Why have therapy in the wilderness?
Parents who are thinking about enrolling their teenaged son to wilderness therapy may be wondering about the principles behind using the wilderness as a venue and a means for therapy.
In wilderness therapy, teens are removed from the many distractions and harmful influences they encounter in their daily life. It gives them a chance to really be able to identify the root of their problems and in effect, find a true solution for it. Teens who get involved with substance abuse, for instance, can better identify the reasons that started the addiction in the first place.
Dealing with something as large and unrelenting as nature also gives you a better perspective in life. It helps young men realize their function in society, their significance in their family as well as in their community. The wilderness itself puts young men in a position where they must adjust to adapt to their environment. Out in the wilderness, there are a lot of things that one cannot control. However, one can control one’s self and how one reacts to the situation.
Young men learn skills they need to thrive in the wilderness while at the same time fortifying their bodies with physical activity and healthy food. One may argue that skills learned in the wilderness isn’t useful for modern living, but the truth is that the principle behind it and the underlying values of self-reliance, personal responsibility, resilience, self-esteem, self-worth, and empowerment are byproducts of being able to survive and fend for yourself. Young men come out of wilderness therapy knowing that they are capable of more and that it’s alright to expect more from themselves.

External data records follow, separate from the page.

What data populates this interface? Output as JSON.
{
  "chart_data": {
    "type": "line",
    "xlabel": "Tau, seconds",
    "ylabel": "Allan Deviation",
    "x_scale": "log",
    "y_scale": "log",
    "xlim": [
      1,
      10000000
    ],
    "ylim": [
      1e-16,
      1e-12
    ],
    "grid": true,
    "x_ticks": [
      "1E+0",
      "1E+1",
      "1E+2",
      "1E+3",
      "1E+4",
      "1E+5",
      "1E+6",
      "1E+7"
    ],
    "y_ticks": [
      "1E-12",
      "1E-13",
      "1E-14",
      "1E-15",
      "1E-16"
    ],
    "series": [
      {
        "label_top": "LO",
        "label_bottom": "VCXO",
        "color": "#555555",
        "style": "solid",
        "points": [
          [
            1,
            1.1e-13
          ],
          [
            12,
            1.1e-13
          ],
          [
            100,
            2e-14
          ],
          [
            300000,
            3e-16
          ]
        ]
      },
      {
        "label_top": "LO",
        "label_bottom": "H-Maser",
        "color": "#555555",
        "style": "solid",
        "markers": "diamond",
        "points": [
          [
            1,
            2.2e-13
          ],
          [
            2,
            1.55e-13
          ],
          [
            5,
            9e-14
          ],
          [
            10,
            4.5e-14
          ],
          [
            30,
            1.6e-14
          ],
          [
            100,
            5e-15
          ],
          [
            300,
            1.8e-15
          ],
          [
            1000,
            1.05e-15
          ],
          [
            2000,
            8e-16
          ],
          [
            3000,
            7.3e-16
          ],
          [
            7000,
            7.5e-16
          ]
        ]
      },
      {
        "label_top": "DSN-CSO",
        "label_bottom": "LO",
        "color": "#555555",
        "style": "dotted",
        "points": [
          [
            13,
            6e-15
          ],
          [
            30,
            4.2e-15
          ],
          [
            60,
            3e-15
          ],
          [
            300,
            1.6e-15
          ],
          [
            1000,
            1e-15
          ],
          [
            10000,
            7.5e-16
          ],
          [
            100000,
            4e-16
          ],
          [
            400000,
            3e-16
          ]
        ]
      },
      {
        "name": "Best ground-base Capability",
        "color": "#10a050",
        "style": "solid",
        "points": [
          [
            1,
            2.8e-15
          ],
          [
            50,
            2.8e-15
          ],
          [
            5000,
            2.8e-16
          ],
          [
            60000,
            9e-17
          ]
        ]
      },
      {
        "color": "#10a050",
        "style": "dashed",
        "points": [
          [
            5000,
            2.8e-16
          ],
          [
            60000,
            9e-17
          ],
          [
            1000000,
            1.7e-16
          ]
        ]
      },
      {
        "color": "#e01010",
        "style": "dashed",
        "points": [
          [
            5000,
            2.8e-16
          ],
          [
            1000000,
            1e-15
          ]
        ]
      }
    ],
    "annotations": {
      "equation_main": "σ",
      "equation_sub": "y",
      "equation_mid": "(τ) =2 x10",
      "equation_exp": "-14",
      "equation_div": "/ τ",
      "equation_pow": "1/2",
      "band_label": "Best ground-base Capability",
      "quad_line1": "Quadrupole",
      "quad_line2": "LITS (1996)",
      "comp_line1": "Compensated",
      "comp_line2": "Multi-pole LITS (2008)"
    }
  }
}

Just living in the wilderness isn’t enough, though. The therapy component of wilderness programs teaches young men how to take the lessons they learn from the wilderness and translate that into real skills that will help them in their everyday world. Therapy gives them the chance to learn skills that can help them deal with stressful people and situations in a healthy, constructive way.
In some instances, it’s more beneficial to follow up wilderness therapy programs for young men with therapeutic boarding school. That way, the transition would be supported by a less rigorous program, but still structured and individualized enough to continue the recovery process.